Temat z wariacjami, trzy jednoaktówki: 1. Nocna rozmowa z człowiekiem, którym się gardzi, 2. Samoobsługa, 3. Opowiadanie o zoo
Jaszcz, Trybuna ludu, 19.10.1962
Pod względem reżyserskim, aktorskim "Temat z wariacjami" stoi na wyżynach sztuki teatralnej. Gdzie, jak często możemy zobaczyć równie doskonałe artystycznie przedstawienie w Polsce, i także poza Polską? Jerzy Kreczmar - niezrównany reżyser "Czekając na Godota" - pokazał jak znakomicie włada sceną dramatu intelektualnego, dramatu awangardowej kameralistyki, żaden zawijas myślowy nie uchodzi jego uwadze, żadnego szczegółu psychicznych tortur nam nie oszczędza. Wartościowa jest scenografia Jana Kosińskiego, nie narzucająca się, przykładnie funkcjonalna, mimowolny wzór dla tych pretensjonalnych scenografów, których wysuwanie na plan pierwszy w widowisku prowadzi do ogólnie złych (także artystycznie) rezultatów.

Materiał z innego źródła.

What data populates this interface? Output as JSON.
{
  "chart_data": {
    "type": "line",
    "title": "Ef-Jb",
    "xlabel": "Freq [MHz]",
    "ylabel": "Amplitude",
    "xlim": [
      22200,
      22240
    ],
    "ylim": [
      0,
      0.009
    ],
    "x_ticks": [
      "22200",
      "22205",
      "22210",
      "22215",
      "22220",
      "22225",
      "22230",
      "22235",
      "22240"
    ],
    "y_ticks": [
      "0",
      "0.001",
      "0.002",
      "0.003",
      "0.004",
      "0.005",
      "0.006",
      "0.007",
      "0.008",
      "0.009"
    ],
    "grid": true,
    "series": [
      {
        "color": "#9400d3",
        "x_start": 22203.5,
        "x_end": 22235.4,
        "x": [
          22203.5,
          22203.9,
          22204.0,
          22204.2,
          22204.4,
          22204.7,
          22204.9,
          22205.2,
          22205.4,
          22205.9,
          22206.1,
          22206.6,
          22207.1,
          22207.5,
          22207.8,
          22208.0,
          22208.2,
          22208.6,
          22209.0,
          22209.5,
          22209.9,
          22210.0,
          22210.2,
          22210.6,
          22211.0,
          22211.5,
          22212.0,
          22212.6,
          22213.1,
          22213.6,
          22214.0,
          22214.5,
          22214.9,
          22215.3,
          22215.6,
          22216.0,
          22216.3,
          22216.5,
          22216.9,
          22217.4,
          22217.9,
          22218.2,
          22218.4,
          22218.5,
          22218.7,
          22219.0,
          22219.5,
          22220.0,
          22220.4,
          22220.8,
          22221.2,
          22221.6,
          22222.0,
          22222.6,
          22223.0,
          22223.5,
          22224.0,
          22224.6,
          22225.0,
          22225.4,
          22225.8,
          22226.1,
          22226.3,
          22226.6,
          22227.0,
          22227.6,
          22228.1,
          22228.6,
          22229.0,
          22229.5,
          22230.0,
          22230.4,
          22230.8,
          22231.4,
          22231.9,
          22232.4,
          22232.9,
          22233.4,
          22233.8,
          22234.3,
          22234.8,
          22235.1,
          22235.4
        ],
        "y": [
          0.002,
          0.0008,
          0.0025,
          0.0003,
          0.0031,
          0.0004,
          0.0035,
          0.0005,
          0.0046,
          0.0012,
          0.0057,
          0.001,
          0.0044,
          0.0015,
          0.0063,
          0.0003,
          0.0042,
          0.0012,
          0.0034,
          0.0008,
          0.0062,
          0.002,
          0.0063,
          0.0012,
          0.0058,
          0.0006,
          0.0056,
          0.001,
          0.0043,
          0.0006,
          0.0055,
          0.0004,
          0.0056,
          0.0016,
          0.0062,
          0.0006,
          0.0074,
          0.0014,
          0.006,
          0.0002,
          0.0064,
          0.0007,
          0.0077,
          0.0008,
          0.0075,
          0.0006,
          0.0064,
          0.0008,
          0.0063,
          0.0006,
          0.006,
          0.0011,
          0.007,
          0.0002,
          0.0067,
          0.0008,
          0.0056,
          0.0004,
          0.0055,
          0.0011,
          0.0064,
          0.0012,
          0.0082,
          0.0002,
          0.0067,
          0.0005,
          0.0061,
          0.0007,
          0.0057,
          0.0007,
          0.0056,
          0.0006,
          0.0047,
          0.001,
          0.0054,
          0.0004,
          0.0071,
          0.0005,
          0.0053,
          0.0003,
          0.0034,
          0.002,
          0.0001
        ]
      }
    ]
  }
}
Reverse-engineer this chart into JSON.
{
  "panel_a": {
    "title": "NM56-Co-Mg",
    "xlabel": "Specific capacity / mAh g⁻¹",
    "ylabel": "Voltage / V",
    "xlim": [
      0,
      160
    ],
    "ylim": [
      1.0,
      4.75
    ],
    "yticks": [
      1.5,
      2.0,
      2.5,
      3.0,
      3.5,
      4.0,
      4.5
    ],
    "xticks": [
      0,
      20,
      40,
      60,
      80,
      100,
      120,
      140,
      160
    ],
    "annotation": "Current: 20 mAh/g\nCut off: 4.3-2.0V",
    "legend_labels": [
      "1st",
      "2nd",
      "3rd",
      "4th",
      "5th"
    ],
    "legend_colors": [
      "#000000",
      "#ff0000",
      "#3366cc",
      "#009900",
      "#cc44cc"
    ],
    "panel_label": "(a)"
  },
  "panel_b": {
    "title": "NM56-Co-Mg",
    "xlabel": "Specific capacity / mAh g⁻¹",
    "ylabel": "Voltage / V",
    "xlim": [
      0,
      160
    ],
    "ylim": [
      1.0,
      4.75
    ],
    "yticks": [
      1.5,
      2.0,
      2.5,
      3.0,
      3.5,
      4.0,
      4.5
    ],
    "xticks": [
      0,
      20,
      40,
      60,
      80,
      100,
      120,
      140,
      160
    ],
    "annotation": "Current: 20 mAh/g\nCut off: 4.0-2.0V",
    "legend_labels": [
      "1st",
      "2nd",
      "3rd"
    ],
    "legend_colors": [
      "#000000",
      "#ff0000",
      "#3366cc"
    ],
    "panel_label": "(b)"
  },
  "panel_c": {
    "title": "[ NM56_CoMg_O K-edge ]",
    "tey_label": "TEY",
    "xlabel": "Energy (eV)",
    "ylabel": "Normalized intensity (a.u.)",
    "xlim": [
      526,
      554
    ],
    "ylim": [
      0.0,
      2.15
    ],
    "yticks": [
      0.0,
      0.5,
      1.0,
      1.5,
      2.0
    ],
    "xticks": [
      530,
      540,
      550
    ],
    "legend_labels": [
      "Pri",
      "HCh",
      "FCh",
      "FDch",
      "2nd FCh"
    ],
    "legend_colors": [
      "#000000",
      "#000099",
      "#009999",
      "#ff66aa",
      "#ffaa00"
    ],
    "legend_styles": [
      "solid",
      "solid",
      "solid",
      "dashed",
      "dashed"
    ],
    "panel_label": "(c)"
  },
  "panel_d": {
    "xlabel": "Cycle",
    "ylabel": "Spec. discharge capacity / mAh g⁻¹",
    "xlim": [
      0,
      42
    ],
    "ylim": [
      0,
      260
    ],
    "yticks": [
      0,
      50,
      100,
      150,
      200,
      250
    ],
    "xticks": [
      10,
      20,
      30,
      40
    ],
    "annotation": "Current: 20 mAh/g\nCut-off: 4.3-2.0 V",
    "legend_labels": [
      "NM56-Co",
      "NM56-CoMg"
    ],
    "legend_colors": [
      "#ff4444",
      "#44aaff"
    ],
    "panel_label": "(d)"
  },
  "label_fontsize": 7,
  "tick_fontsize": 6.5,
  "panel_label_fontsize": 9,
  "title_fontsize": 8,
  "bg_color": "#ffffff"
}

Przedstawienie w Teatrze Współczesnym jest jednością inscenizacyjną, a nie zlepkiem nierozsądnych eksperymentów. W okresie gdy z tragedii antycznej chce się robić dramat Camusa a z komedii romantycznej groteskę Witkacego - ta jedność treści i formy jest dojrzałością artystyczną, przeciwstawioną sztubactwu.